Speech by Parliamentary Opposition Leader, DAP Secretary-General and MP for Tanjung, Lim Kit Siang, at the launching of the cartoon book, “Politics in the ‘Horse’ Years”, by Hew Kuan Yew, at the Selangor Chinese Assembly Hall on Saturday, 16th June 1990 at 10 a.m.
There are at present 88 persons detained under the Internal Security Act
I am very impressed by this cartoon book, “Politics in the ‘Horse’ Years” by Hew Kuan Yew.
It is not an ordinary comic book, but a survey of the political, economic, educational, cultural and constitutional developments of the country.
It is however not a political treatise which only the intellectuals and highly-educated can understand, but rendered in pictures for every person, whether worker, farmer, fisherman, taxi-driver, hawker or petty trader, who had a minimal Chinese education, as a reminder of the great political, educational, cultural and constitutional events in the country.

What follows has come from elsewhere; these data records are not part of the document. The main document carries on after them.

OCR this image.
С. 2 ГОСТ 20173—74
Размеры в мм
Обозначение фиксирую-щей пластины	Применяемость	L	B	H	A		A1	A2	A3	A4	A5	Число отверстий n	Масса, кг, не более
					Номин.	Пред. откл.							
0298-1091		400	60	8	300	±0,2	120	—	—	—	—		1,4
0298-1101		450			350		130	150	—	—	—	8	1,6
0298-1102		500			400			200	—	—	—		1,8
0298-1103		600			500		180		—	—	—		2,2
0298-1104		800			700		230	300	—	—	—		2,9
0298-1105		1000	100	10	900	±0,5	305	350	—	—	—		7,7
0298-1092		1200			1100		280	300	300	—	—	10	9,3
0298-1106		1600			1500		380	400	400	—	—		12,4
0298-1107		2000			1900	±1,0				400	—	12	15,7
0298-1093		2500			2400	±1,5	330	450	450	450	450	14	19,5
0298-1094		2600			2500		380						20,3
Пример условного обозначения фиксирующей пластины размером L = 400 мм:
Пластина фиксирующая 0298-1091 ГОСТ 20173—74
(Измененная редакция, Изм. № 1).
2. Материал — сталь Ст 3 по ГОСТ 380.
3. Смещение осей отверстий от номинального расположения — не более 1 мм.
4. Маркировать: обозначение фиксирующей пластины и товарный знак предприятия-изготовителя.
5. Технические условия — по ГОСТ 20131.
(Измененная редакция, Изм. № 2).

It will also be an excellent source material, in easily understandable pictures, of the political challenges facing the people at this important juncture of our national life.
This 150-page cartoon book is divided into nine sections, such as on judiciary, human rights, education, culture, religion, economic, scandals and elections.

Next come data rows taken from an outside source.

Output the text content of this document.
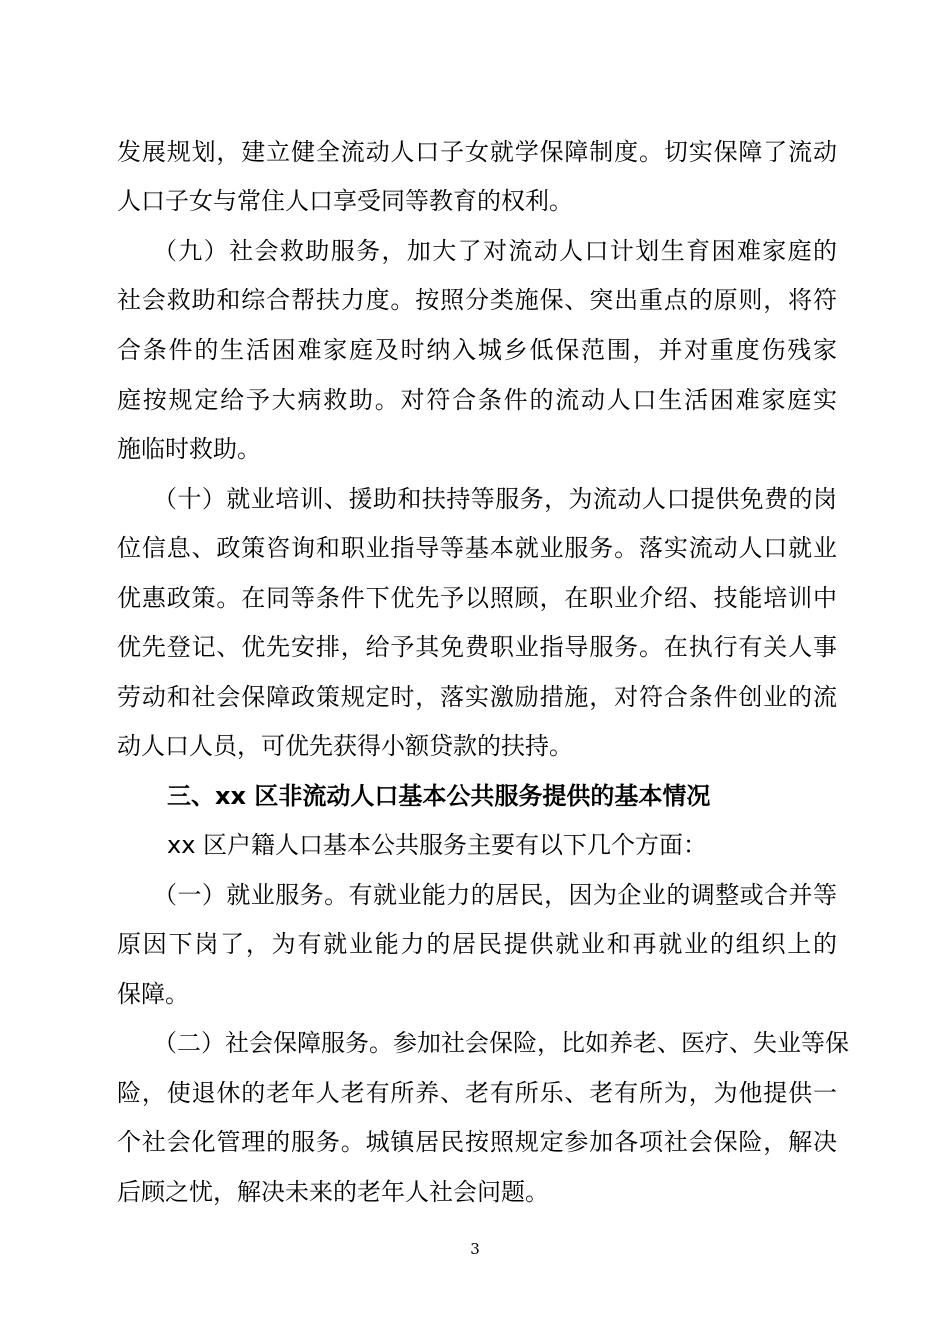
发展规划，建立健全流动人口子女就学保障制度。切实保障了流动
人口子女与常住人口享受同等教育的权利。
（九）社会救助服务，加大了对流动人口计划生育困难家庭的
社会救助和综合帮扶力度。按照分类施保、突出重点的原则，将符
合条件的生活困难家庭及时纳入城乡低保范围，并对重度伤残家
庭按规定给予大病救助。对符合条件的流动人口生活困难家庭实
施临时救助。
（十）就业培训、援助和扶持等服务，为流动人口提供免费的岗
位信息、政策咨询和职业指导等基本就业服务。落实流动人口就业
优惠政策。在同等条件下优先予以照顾，在职业介绍、技能培训中
优先登记、优先安排，给予其免费职业指导服务。在执行有关人事
劳动和社会保障政策规定时，落实激励措施，对符合条件创业的流
动人口人员，可优先获得小额贷款的扶持。
三、xx 区非流动人口基本公共服务提供的基本情况
xx 区户籍人口基本公共服务主要有以下几个方面：
（一）就业服务。有就业能力的居民，因为企业的调整或合并等
原因下岗了，为有就业能力的居民提供就业和再就业的组织上的
保障。
（二）社会保障服务。参加社会保险，比如养老、医疗、失业等保
险，使退休的老年人老有所养、老有所乐、老有所为，为他提供一
个社会化管理的服务。城镇居民按照规定参加各项社会保险，解决
后顾之忧，解决未来的老年人社会问题。
3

Every reader who readers it will be vividly reminded of the highlights in the political, economic, educational, cultural and constitutional developments in the country, to rethink anew of the concerns, dreams, hopes and fears of all Malaysians.

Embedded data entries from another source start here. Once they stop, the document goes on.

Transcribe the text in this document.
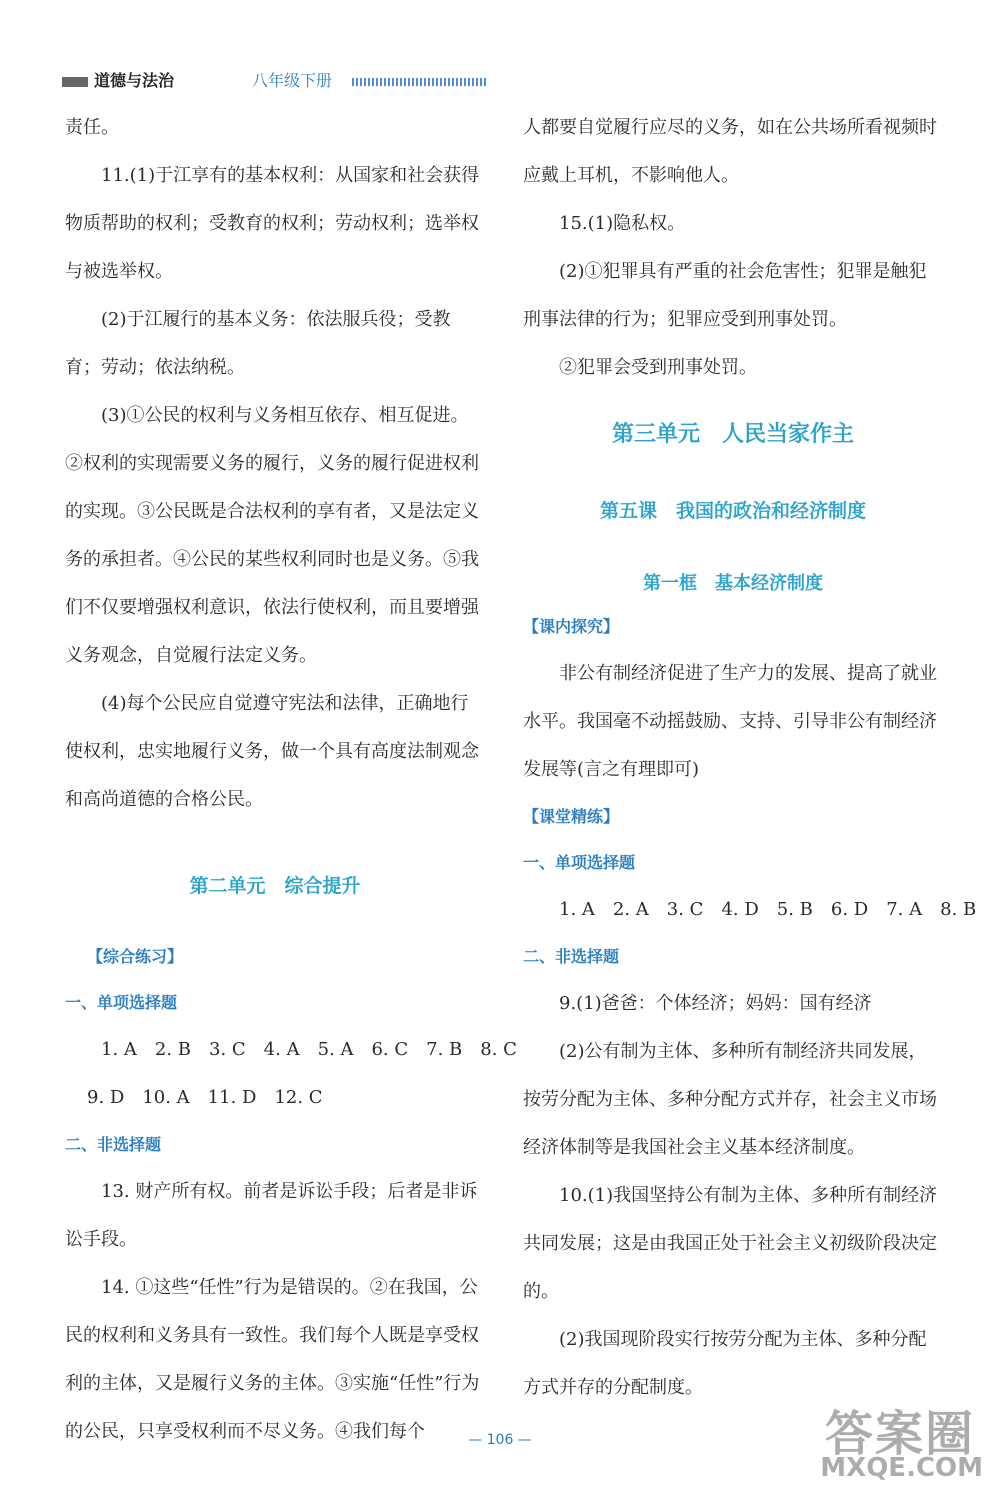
道德与法治	八年级下册

责任。

11.(1)于江享有的基本权利：从国家和社会获得物质帮助的权利；受教育的权利；劳动权利；选举权与被选举权。

(2)于江履行的基本义务：依法服兵役；受教育；劳动；依法纳税。

(3)①公民的权利与义务相互依存、相互促进。②权利的实现需要义务的履行，义务的履行促进权利的实现。③公民既是合法权利的享有者，又是法定义务的承担者。④公民的某些权利同时也是义务。⑤我们不仅要增强权利意识，依法行使权利，而且要增强义务观念，自觉履行法定义务。

(4)每个公民应自觉遵守宪法和法律，正确地行使权利，忠实地履行义务，做一个具有高度法制观念和高尚道德的合格公民。

第二单元　综合提升

【综合练习】

一、单项选择题

1. A　2. B　3. C　4. A　5. A　6. C　7. B　8. C

9. D　10. A　11. D　12. C

二、非选择题

13. 财产所有权。前者是诉讼手段；后者是非诉讼手段。

14. ①这些“任性”行为是错误的。②在我国，公民的权利和义务具有一致性。我们每个人既是享受权利的主体，又是履行义务的主体。③实施“任性”行为的公民，只享受权利而不尽义务。④我们每个

人都要自觉履行应尽的义务，如在公共场所看视频时应戴上耳机，不影响他人。

15.(1)隐私权。

(2)①犯罪具有严重的社会危害性；犯罪是触犯刑事法律的行为；犯罪应受到刑事处罚。

②犯罪会受到刑事处罚。

第三单元　人民当家作主

第五课　我国的政治和经济制度

第一框　基本经济制度

【课内探究】

非公有制经济促进了生产力的发展、提高了就业水平。我国毫不动摇鼓励、支持、引导非公有制经济发展等(言之有理即可)

【课堂精练】

一、单项选择题

1. A　2. A　3. C　4. D　5. B　6. D　7. A　8. B

二、非选择题

9.(1)爸爸：个体经济；妈妈：国有经济

(2)公有制为主体、多种所有制经济共同发展，按劳分配为主体、多种分配方式并存，社会主义市场经济体制等是我国社会主义基本经济制度。

10.(1)我国坚持公有制为主体、多种所有制经济共同发展；这是由我国正处于社会主义初级阶段决定的。

(2)我国现阶段实行按劳分配为主体、多种分配方式并存的分配制度。

— 106 —	答案圈
MXQE.COM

But what is most remarkable is that it is the work of a 19-year old, for Hew Kuan Yew, the author, will only 20 years in another five months.
This shows that Hew has a social conscience, political ideals and the conviction to express his innermost feelings.
During the preparation of this work, Hew had been told that he could be detained under the Internal Security Act, but this had not deterred him. Hew is fired by his opposition to all forms of injustice, inequality and exploitation, and his commitment for a more equal, just and fair Malaysian society.
Hew should be an example, not only of the young generation of Malaysians, but for all Malaysians as well.
In the spirit of Hew’s concern for human rights and justice as amply illustrated in his work, let me share with you some of my thoughts and information about human rights in Malaysia.
During this week’s Parliament, I asked two questions which I think would be of interest to all Malaysians concerned about human rights as well as current developments. I have just received the replies.
The first question, asking about the number of current ISA detainees, elicited a written answer. The Home Minister, Datuk Seri Dr. Mahathir Mohamed, said that there are at present a total of 88 persons detained under the Internal Security Act, 84 detained at the Kamunting Detention Centre, and four in the Police Remand Centre in Batu, Kuala Lumpur.
The second question was whether CPM leaders and members had been allowed to return to Malaysia following the Haadyai Peace Agreements concluded between CPM and the Malaysian Government. Dr. Mahathir’s reply is as follows:
“Setakat ini kita masih belum menerima sebarang permohonan dari mana-mana bekas pemimpin dan ahli-ahli Parti Kominis Malaya (PKM) yang ingin memohon untuk kembali ke Negara ini. Dengan demikian kita tidak dapat memastikan bilangan mereka seperti yang dimaksudkan oleh Ahli Y.B. Sepertimana yang telah dimaklumkan dalam siding lalu Dewan ini, semua permohonan-permohanan sedemikian adalah tertakluk kepada saluran undang-undang dan peraturan Negara dan proses tapisan dari segi keperluan keselamatan.”
As there is still no CPM returnees, I find Dr. Mahathir’s reply that there are at present 88 ISA detainees most alarming. This does not include the three Sabahans who, according to the Inspector-General of Police, Tan Sri Hanif Omar, were arrested at the end of last year on the grounds of being involved in a plot to take Sabah out of Malaysia.
Having been an ISA detainee twice myself, I regard such allegations with considerable skepticism.
Malaysia’s human rights record is not very good, and this is one reason why Malaysia is again the subject of a petition by four United States organizations asking the United States Government to withdraw the GSP privileges.
I hope that this book by Hew will help Malaysians to understand or remember the areas where human rights had been grossly violated and needed to he restored, so that we can hold our heads high both inside and outside the country.